} There is an old Welsh legend about a small boy named
} Cwmgbrghwymgd and his village of Lllrgymnrnwmlgh...
} As the story goes, young Cwmgbrghwymgd (known to his friends as
} Cwmg, meaning "Boy of Unpronounceable Name") was walking through the
} forest one day, when he happened upon a small, green-glass bottle.
} Well, it was an anvil, really. And he was in a coal mine. It is a
} Welsh legend, after all. His father had told him that it was the
} forest, and that was good enough for Cwmg.
} In any event, young Cwmg examined the bottle, and found it to be
} very much like an anvil. (Young Cwmg was a bit slow on the uptake, but
} again, it is a Welsh legend.) Inscribed on the bottle was the phrase,
} "How hot is it?" with a series of numbers below it: 160, 215, 345, 612,
} and the last was illegible. "Hm..." Cwmg said thoughtfully, as he was
} wont to do. "What on earth could this mean?" So he looked all around,
} throughout the entire forest, and found nothing amongst the trees but
} coal and rock. Suddenly, on the third day of searching (which is not
} exactly "suddenly" at all, but the idea is the important thing), he
} found a small trail he had never seen in the forest before, and
} strangely enough, it looked very much like a ventilation shaft. This
} would have struck Cwmg as being odd had he stopped to think about it,
} but remember, this is a Welsh legend.
} Carved into the living trees of coal were the words, "Dwarves,
} higher than this, in the magical chamber." You can only imagine young
} Cwmg's excitement as he clutched the precious bottle to his breast and
} raced up the tree-lined path! He fell a number of times, but then, you
} try carrying an anvil up a ventilation shaft.
} Alas, the path was blocked off. Cwmg spent many a day after this
} clearing dead wood (coal) from the thick forest undergrowth (coal) with
} his handy machete (pickaxe). As he cleared a path, he found himself
} imagining what the dwarves would be like: he invented stories about
} their heroes, legends of their origin, entire sagas about their
} wondrous forestry (mining) skills, until finally one day, he cleared
} the remaining azalea bush (coal) from the path and looked down upon the
} Unfortunately, they did not measure up to his imagined lore at
} all. On the contrary they were far too stupid to even understand the
} concept of imagination whatsoever. The markings on the anvil had
} actually been temperature readings the dwarves took as they shoved the
} anvil into a fire barehanded for no discernable purpose other than that
} their memories were incredibly short-lived and they couldn't figure out
} why everyone was such a bad flautist. When Cwmg tried to tell them of
} his stories about them, they threatened to beat him up, but then they
} forgot who he was and asked him to hand them another anvil.

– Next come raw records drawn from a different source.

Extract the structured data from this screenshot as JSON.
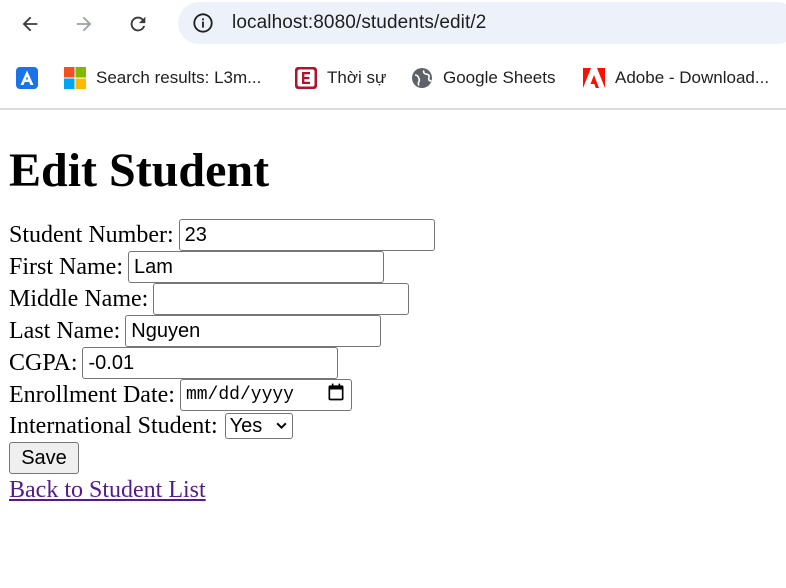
{
  "browser": {
    "url": "localhost:8080/students/edit/2",
    "bookmarks": [
      {
        "label": "",
        "icon": "app-launcher-icon"
      },
      {
        "label": "Search results: L3m...",
        "icon": "microsoft-logo-icon"
      },
      {
        "label": "Thời sự",
        "icon": "e-news-icon"
      },
      {
        "label": "Google Sheets",
        "icon": "globe-icon"
      },
      {
        "label": "Adobe - Download...",
        "icon": "adobe-logo-icon"
      }
    ]
  },
  "page": {
    "title": "Edit Student",
    "fields": {
      "student_number": {
        "label": "Student Number:",
        "value": "23"
      },
      "first_name": {
        "label": "First Name:",
        "value": "Lam"
      },
      "middle_name": {
        "label": "Middle Name:",
        "value": ""
      },
      "last_name": {
        "label": "Last Name:",
        "value": "Nguyen"
      },
      "cgpa": {
        "label": "CGPA:",
        "value": "-0.01"
      },
      "enrollment_date": {
        "label": "Enrollment Date:",
        "placeholder": "mm/dd/yyyy"
      },
      "international": {
        "label": "International Student:",
        "value": "Yes"
      }
    },
    "save_label": "Save",
    "back_link": "Back to Student List"
  },
  "colors": {
    "omnibox_bg": "#edf2fa",
    "link_visited": "#551a8b",
    "button_bg": "#efefef"
  }
}
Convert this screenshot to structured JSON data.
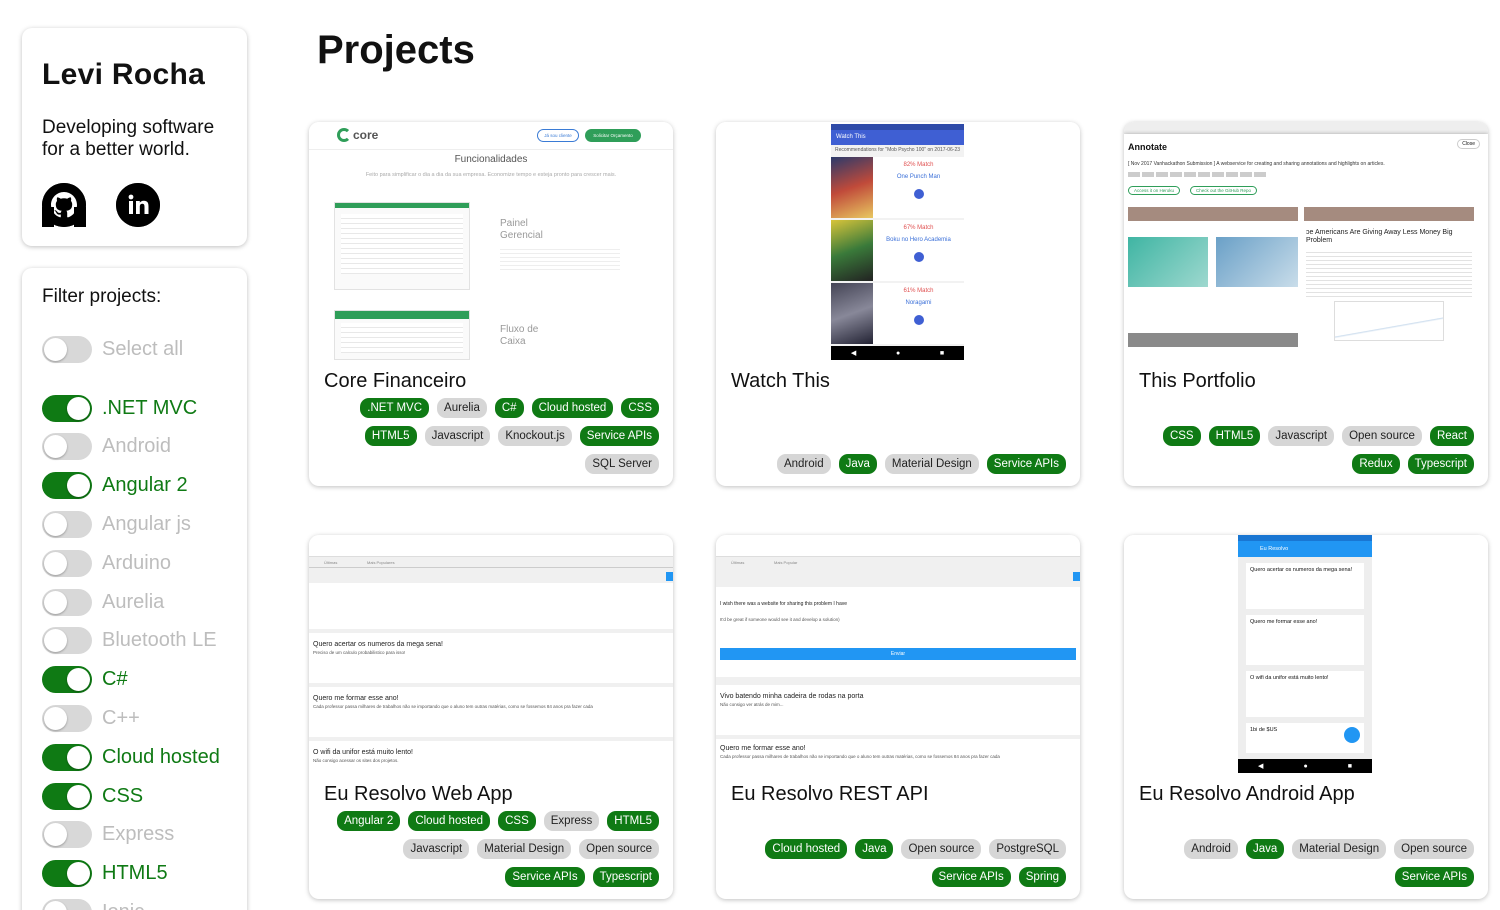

} In fact, the dwarves were REMARKABLY SIMILAR TO YOU!!! THEY SAID
} STUPID THINGS AND ASKED STUPID QUESTIONS AND SHOWED ABSOLUTELY NO
} IMAGINATION OF THEIR OWN AT ALL WHILE NOT BEING ABLE TO APPRECIATE
} WHAT YOUNG CWMG HAD DEVELOPED USING ONLY HIS CREATIVITY AND A LITTLE
} BIT OF SPARE TIME!!! THIS IS PROBABLY THE STUPIDEST QUESTION I HAVE
} EVER SEEN IN ALL MY ETERNITY AS ORACLE, AS IT IS TOTALLY POINTLESS,
} UNFUNNY, AND LEAVES THE ORACLE NO LEEWAY WITHIN WHICH TO WORK!!!
} You owe the Oracle never asking a question again.